Since stimulation of macrophages with LPS consequently induces the production of pro-inflammatory cytokines, including TNF-α and IL-6, the anti-inflammatory effects of MEC on cytokine production were evaluated in LPS-stimulated macrophages. As shown in Fig. 3A and B, LPS-stimulated RAW 264.7 macrophages produced large quantities of TNF-α and IL-6. Notably, MEC treatment reduced the LPS-stimulated production of IL-6 in a dose-dependent manner but did not affect the production of TNF-α. Furthermore, the LPS-induced increase in IL-6 mRNA expression was also markedly inhibited by MEC treatment, whereas the mRNA level of TNF-α was not affected (Fig. 3C and D). These results indicated that MEC selectively regulated the production of IL-6 by inhibiting IL-6 mRNA expression.

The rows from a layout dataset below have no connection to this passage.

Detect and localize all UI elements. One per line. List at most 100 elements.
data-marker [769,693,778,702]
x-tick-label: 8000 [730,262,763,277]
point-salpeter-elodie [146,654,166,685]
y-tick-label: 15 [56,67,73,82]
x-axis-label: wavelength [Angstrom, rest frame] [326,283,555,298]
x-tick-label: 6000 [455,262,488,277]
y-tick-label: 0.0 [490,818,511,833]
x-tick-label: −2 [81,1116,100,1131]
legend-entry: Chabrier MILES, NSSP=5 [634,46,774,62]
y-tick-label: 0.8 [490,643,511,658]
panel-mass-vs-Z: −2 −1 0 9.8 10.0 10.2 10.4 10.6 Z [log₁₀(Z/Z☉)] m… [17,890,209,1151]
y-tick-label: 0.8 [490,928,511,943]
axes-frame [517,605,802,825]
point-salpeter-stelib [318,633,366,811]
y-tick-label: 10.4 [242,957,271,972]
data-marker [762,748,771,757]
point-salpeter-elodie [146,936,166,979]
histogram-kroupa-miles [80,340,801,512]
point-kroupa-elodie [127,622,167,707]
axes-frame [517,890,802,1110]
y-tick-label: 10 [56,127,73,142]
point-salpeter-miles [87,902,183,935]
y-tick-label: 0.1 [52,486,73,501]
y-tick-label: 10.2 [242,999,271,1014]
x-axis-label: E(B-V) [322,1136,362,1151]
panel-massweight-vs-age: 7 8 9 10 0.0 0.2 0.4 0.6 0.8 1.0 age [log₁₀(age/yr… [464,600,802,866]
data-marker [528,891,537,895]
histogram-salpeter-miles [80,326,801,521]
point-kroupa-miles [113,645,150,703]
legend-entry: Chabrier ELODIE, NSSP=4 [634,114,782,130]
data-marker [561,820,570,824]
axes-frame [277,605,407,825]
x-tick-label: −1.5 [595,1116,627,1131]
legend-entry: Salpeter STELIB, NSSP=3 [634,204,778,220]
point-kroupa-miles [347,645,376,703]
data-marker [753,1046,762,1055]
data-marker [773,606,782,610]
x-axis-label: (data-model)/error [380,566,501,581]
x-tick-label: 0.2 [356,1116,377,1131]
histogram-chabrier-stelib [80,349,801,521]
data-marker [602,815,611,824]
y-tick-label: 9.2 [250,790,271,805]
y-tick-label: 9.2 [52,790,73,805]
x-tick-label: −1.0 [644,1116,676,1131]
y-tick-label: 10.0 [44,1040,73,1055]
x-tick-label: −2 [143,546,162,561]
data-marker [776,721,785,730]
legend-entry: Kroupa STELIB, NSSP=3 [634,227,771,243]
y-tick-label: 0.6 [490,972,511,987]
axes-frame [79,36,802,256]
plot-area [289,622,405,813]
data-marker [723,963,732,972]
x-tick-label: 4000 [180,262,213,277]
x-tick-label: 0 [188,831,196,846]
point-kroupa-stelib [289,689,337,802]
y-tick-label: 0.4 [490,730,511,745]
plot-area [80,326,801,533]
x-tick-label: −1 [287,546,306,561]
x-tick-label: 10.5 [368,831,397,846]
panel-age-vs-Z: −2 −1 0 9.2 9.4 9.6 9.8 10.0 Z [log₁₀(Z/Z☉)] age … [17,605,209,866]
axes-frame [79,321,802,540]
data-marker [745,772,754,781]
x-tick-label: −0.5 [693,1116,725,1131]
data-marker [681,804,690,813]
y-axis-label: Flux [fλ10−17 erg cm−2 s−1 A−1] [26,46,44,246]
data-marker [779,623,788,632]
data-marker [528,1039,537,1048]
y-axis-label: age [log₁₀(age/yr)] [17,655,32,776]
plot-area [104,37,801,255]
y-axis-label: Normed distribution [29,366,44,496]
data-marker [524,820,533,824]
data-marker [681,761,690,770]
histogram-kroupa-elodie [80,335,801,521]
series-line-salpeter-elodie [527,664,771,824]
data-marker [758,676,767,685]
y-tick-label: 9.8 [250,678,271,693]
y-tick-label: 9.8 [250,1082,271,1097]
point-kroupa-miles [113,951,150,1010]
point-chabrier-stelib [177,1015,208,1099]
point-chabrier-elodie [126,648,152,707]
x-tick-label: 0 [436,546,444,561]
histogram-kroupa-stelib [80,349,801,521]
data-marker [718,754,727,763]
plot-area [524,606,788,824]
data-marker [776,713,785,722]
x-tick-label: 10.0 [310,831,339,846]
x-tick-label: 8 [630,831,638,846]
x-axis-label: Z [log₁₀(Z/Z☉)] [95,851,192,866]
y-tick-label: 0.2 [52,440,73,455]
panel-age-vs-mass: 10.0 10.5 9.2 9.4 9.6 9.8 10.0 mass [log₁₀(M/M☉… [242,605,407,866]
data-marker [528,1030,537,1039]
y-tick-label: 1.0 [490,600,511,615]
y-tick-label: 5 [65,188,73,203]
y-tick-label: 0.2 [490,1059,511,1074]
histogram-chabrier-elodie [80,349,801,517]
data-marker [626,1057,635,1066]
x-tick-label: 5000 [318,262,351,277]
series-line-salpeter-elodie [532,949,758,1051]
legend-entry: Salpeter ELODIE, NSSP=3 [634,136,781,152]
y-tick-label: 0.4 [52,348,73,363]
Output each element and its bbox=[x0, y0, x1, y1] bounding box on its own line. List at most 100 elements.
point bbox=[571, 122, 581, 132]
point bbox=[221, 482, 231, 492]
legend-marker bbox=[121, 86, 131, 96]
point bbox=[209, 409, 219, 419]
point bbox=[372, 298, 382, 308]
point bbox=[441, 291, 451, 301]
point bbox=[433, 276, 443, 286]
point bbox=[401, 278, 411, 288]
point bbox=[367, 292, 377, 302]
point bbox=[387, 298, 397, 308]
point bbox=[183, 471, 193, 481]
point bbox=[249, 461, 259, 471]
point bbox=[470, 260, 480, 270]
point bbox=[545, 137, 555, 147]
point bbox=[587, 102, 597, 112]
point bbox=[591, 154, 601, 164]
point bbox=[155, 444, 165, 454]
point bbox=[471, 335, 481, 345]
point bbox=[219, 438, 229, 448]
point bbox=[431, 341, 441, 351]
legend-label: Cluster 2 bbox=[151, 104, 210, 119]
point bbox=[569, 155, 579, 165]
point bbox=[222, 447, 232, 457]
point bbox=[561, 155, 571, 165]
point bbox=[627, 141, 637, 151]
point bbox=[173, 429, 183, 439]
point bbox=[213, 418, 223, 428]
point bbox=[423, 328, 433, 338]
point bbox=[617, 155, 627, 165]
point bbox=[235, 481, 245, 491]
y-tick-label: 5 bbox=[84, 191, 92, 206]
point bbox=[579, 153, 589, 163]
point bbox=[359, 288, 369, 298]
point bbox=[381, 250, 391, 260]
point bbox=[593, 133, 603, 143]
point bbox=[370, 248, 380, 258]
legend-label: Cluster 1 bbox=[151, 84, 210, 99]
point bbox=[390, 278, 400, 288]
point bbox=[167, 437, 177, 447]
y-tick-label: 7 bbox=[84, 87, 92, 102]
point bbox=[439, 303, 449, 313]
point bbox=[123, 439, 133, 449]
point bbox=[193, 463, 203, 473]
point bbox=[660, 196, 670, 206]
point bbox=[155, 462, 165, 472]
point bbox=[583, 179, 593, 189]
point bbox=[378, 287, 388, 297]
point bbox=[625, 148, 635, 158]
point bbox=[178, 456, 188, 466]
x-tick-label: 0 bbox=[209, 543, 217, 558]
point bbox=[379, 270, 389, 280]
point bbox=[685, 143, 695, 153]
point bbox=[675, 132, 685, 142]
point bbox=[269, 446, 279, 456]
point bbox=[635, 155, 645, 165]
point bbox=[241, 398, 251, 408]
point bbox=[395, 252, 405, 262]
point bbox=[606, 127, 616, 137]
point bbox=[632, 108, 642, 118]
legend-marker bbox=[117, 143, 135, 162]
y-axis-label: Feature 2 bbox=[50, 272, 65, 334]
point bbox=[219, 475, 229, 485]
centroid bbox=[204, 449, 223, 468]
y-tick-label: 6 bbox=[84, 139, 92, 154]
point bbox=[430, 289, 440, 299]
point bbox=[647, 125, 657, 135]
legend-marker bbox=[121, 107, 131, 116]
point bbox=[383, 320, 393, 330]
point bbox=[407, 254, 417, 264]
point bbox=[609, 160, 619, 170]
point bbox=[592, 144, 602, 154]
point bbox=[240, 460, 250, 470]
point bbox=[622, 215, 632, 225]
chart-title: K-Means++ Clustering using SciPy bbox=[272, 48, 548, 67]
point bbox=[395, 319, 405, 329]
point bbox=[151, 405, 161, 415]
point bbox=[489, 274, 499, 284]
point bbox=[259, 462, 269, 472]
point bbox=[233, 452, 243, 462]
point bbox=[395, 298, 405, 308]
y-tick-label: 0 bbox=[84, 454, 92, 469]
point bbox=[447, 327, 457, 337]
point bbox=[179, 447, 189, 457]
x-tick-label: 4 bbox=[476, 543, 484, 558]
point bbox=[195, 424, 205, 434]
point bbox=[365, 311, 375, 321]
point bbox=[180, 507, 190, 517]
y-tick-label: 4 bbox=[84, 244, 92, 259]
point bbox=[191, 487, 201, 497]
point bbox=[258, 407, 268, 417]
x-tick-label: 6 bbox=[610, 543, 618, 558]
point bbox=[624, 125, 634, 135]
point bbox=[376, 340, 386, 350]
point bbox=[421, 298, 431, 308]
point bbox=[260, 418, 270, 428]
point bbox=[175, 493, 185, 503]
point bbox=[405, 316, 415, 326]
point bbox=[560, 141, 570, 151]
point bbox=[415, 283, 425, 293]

To elucidate the mechanisms underlying the anti-inflammatory effect of MEC, the activities of the inflammation-associated transcription factors, NF-κB and AP-1, were measured. HEK 293 cells transiently transfected with NF-κB or AP-1 luciferase reporter constructs were treated with PMA, either in the absence or presence of MEC and luciferase activity was determined. MEC had no apparent effect on PMA-stimulated NF-κB activity (Fig. 4A), however, the constructs were markedly stimulated by PMA and the PMA-activated AP-1 transcriptional activity was inhibited by MEC in a dose-dependent manner (Fig. 4B). To investigate this further, the effects of MEC on the LPS-induced phosphorylation of IκB and MAPKs in RAW 264.7 cells were analyzed using western blot analysis. LPS treatment markedly induced the phosphorylation of IκB and MAPKs, whereas MEC inhibited the increased phosphorylation of JNK and p38 in a dose-dependent manner. By contrast, the LPS-stimulated phosphorylation of IκB and ERK was not affected by MEC treatment (Fig. 5). The results indicated that inflammatory responses activated through MAPK signaling pathways, particularly those involving JNK and p38, are sensitive to inhibition by MEC.